Senior philosophy major Tyler Roach says his interest in photography and travel drew him to enroll in this class.
“I’d never heard of strategic narratives before,” he says, “but after I emailed professor McLeod and we chatted, it seemed like such a good opportunity. I didn’t know that the class would end up being so focused on social media. That has forced me out of my comfort zone because I’m really more of an analog person. Still, I think my grounding in philosophy has helped me find the essence of the topics we’re asked to create content about.”
Roach has been actively posting under the handle @chslocal. He calls it “a local’s guide to life in Charleston, S.C.” Initially, he gained over 200 followers on Instagram and covered such topics as the quirky beauty of The Neck area, dining at Jack Rabbit Filly and the Notsohostel, Charleston’s bargain-basement hotel.
“Actually, a lot goes into my posts,” Roach explains. “I end up brainstorming for a few days before writing.”
Senior hospitality and tourism management major Rachel Singletary feels like she’s operating in the professional ranks because of the work she’s doing for the course.
“I feel like I’m an active working member of the marketing community in Charleston doing the stuff we’re doing for class,” she says. “We get to try out so much material in this course and then you’re critiqued by people who really know this industry, and that’s huge.”
Singletary says she understands that the focus of the course had to shift due to the pandemic.
“Life happens and you have to pivot,” she says. “Now, the essential question for us is, how do you sell a destination that people can’t visit? Charleston faces this issue almost annually with hurricanes, so we’re learning that it’s important to keep this city top of mind, not just for visitors but also for all of the Convention and Visitor Bureau’s members. Our job in this class now is to create campaigns that align with the Explore Charleston brand and keep engagement up when visitation is devastatingly low. Luckily, the city already has a strong business community, with a lot of innovation and supporters, and there is no shortage of people who are continuing to make the best of this situation.”
And Singletary says she’s grateful for the experience.
“Content creators and social media managers are becoming hot commodities. And to work in destination marketing, you really need these skills,” she says. “I mean I can take good photos and I can construct a story that’s compelling, but if I’m not able to generate an audience, then I’m not being an effective communicator.

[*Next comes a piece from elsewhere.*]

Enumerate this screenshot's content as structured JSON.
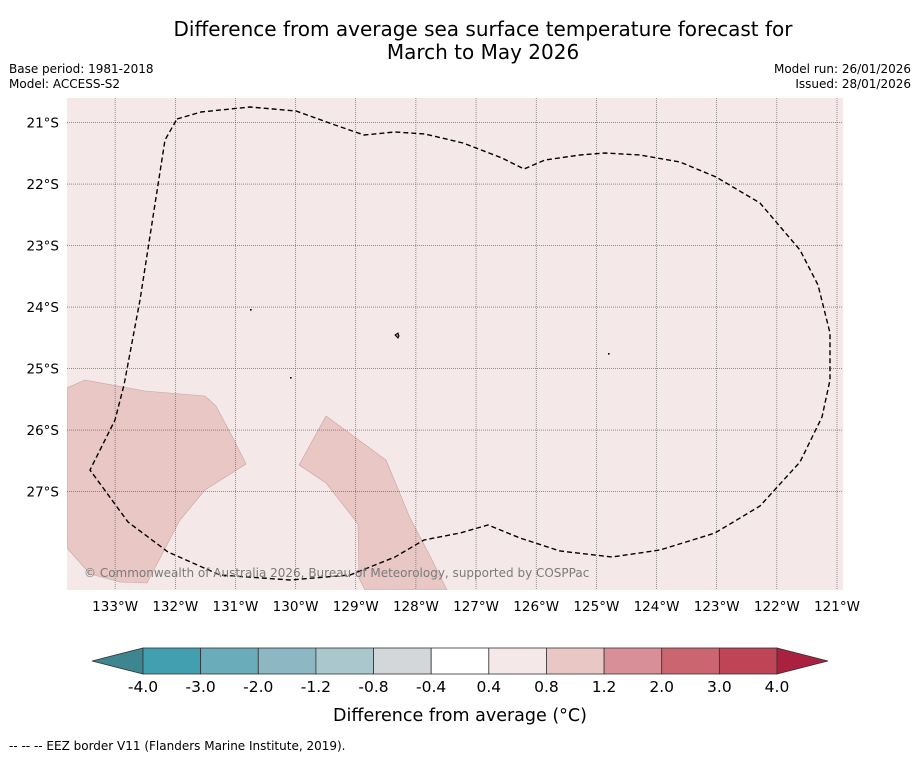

We’re learning a lot about how that’s done, and it’s great that Explore Charleston will actually be implementing several of the strategies students in this class are developing.”
As a travel writing professional, Nelson concurs.
“Creating content is a skill that almost anyone in almost every profession can use,” he says. “And it’s natural, because people love to express themselves, but not everyone can do it effectively. That’s the key to this class.”